同級生にも上級生にも、こんなに綺麗な男子はいない。
細めの筆で尻上がりに描かれたような眉毛に、どことなく鋭い切れ長の目を囲う睫毛も長い。
顔の中央にスッと通った鼻も、少し突き出た唇の紅葉のような赤みも、ひとつひとつを見ても綺麗だと思うけど、全体のバランスがいいんだろうな。
「おい帰んぞ。タオル貸せ」
「え、うん……」
歩き出した祠稀について行きながら、その手に持たれたビニール袋の存在に不安が胸をかすめる。
祠稀が一緒に来てくれるなら、大丈夫かもしれない。でも帰りたいと思えていないのも正直な気持ちだった。

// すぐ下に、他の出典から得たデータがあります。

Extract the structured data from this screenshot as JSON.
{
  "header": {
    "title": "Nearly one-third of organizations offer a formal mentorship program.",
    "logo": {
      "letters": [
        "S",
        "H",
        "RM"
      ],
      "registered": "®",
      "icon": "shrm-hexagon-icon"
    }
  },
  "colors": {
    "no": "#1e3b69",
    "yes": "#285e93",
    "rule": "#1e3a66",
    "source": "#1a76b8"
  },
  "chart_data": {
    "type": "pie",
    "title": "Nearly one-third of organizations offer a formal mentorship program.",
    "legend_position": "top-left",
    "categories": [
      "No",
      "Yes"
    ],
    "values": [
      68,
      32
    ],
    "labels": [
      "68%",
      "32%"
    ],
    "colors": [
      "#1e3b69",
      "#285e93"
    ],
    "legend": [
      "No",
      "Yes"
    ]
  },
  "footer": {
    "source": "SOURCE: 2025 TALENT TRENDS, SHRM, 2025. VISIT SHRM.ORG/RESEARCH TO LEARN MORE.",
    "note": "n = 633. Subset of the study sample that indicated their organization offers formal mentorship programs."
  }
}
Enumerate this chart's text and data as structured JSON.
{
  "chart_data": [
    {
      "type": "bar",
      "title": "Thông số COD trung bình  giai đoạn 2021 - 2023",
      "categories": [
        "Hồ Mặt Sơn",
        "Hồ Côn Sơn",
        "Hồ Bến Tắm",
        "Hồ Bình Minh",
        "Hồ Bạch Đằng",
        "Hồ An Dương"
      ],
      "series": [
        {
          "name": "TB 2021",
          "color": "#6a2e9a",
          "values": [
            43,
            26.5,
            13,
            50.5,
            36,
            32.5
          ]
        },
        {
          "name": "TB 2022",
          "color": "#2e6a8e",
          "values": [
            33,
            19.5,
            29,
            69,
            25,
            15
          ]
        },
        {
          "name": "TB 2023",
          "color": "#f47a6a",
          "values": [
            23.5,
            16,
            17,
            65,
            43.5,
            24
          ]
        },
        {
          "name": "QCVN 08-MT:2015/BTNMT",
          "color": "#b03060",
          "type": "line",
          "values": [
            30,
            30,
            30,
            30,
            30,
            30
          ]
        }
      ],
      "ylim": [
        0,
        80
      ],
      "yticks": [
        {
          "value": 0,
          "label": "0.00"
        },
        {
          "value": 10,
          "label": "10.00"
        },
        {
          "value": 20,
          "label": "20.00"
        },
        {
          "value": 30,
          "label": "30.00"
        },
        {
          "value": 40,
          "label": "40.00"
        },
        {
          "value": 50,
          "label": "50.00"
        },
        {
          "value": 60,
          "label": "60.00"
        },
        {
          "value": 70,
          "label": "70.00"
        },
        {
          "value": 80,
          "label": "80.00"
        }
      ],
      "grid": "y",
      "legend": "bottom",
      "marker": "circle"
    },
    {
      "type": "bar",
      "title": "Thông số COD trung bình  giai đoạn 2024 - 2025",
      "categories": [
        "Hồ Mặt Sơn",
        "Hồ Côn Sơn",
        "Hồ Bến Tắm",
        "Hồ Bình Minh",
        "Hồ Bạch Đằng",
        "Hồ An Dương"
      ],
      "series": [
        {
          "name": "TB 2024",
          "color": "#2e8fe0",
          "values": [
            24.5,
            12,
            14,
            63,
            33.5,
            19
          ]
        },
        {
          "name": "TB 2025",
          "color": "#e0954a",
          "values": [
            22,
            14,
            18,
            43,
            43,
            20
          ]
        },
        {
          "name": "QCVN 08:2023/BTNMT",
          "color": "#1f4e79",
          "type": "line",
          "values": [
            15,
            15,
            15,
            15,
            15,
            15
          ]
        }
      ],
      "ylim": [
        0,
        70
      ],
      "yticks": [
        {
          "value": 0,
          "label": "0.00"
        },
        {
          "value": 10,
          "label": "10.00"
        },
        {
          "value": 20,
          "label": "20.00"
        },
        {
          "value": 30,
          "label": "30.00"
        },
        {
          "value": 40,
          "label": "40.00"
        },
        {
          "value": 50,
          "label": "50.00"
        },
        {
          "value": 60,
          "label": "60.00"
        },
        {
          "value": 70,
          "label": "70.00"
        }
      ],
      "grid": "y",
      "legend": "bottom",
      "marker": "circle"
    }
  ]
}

玄関まであがってくれるかな……。それか、渡すものだけ渡して外に出たいな。
どう伝えようかと悩んだとき、祠稀が空き地の角を曲がった。
あれ……?
「僕が住んでる場所知ってるの?」
そういえば地元がここだなんて、話したこともないのに。
「あのアパートだろ」
祠稀が指差したのはここ一帯では古いほうに入るアパートで、もとは白い外壁も所々が黄色く変色している。